William Lake signed at Exeter Castle on 11 December 1723, 25 December being the deadline for signing. William was a butcher by trade and also a churchwarden in 1721
Isaac Langbridge marked 'L' at Crockerton Well on 24 September 1723. Isaac was a thatcher by trade being paid 8 shillings in 1722 for thatching over the chapel. That same year he also examined and signed the church accounts.
Daniel Marden marked 'M' at Exeter Castle in December 1723. We may infer from church account payments to him that he was a courier of sorts. He was paid for carrying the church bible and bringing home 'Common Prayer Book' also for carriage of a bag of lime for washing the church, 2 shillings and 6 pence.
Robert Parish marked 'P' at Crockerton Well on 24 September 1723. Robert was a builder, as records show he was paid for work on the chapel, and chapel chimney. He also paid his rent to the churchwardens for 1721/23/23/29.

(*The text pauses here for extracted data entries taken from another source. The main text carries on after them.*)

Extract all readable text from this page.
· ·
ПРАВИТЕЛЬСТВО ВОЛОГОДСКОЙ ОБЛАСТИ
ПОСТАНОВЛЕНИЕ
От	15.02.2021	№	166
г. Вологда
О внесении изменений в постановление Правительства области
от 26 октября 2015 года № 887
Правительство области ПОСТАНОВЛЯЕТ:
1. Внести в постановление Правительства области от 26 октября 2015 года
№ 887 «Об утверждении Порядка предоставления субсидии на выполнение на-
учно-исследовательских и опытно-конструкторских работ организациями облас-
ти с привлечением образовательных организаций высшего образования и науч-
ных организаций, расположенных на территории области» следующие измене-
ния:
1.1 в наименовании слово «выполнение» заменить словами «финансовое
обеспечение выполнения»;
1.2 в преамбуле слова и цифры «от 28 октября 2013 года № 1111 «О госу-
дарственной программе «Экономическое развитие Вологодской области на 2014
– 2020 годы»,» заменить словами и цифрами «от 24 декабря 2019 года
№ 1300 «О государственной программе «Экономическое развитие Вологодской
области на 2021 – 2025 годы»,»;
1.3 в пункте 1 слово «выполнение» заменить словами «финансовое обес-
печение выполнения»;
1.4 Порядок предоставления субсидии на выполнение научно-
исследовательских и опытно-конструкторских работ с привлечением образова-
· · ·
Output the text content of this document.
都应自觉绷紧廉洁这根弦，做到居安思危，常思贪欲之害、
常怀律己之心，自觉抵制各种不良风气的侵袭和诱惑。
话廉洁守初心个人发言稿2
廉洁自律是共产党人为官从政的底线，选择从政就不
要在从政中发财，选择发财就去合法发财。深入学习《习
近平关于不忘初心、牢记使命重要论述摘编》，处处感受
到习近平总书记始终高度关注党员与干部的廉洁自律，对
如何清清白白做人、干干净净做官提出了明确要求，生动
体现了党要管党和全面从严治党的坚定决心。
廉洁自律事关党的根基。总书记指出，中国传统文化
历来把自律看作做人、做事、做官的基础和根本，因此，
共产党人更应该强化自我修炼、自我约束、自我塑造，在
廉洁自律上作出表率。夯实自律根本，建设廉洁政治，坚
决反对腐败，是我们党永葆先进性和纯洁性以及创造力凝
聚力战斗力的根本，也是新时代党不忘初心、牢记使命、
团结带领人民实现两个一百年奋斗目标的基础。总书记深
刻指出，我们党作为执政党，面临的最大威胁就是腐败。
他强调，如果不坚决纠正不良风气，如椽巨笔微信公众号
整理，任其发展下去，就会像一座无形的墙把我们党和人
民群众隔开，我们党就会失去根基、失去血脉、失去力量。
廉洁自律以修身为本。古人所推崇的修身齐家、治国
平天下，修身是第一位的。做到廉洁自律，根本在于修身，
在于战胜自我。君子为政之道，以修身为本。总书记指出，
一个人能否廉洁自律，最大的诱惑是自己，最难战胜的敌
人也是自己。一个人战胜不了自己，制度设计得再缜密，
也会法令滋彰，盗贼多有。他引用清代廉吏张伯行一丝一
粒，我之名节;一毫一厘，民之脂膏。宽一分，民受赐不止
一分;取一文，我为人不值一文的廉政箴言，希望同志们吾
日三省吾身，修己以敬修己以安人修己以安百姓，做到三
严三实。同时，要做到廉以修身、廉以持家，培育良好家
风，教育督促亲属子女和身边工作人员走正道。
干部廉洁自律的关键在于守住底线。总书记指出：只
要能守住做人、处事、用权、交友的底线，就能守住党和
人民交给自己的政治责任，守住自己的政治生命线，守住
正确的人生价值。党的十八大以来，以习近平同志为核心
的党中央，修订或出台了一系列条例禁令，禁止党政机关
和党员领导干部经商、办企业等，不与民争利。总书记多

Samuel Pitts signed his name at Crockerton Well on the 24 September and was the churchwarden for 1723 and 1724. The churchwarden's accounts give a sum of 12 shillings paid to Samuel Pitts for 400 shindles. This suggests that Samuel was also in the construction business. A number of the Pitts are mentioned as churchwardens from 1662 to 1723.
For the Rowden family we have four members listed. George, who marked 'R' at Crocketon Well on the 24 September 1723. From records it shows that a George Rowden son of Mark Rowden was baptised in February 1692. He would have been 31 years old at the time of signing. The churchwardens' accounts show he was paid 5 shillings for the carriage of sandstone for Bow church. A John Rowden who did not sign, was paid 2 shillings and 6 pence for sewing the lace around the communion cloth. Perhaps he was a tailor? A Richard Rowden, who also did not sign, was paid one shilling for mending the church gate.
Joseph Rowden was an innkeeper and signed at the Blue Anchor in Crediton on 21 October 1723. Of the remaining two entries it is tempting to think that Mark and Mary who both 'marked' at Exeter Castle on the same day, 5 December, were in fact married. Calculating from baptism and burial records they could have been in their mid fifties at the time of signing. Again, there are numerous mentions of the family name in old records indicating that it was a well established Bow name.
The Tozer family is well represented with six names on the list. Four signed at Exeter Castle, William marked 'T' on 4 December, a second William on 20 November 'marked'; a John Tozer who marked 'J' could have been the father of Samuel who signed and had been a churchwarden in 1706/08. There is a possibility that the second Samuel to have signed at Crockerton Well, (24 September) the group with most of the churchwardens, could have been the same man who later (20 November) travelled with members of his family to Exeter Castle. Many entries are found for the Tozer family but there are no references to two Samuels living at about the same time. The Tozers are an old Bow family and really need a whole section to themselves!
In a similar vein, William Western appears to come from a comfortably established family with various members being described as, Gent, yeoman, churchwarden and a bell in Nymet Tracy (Bow) church bears the name of a William Western as one of the donors. William was able to sign his name at the Crockerton Well gathering.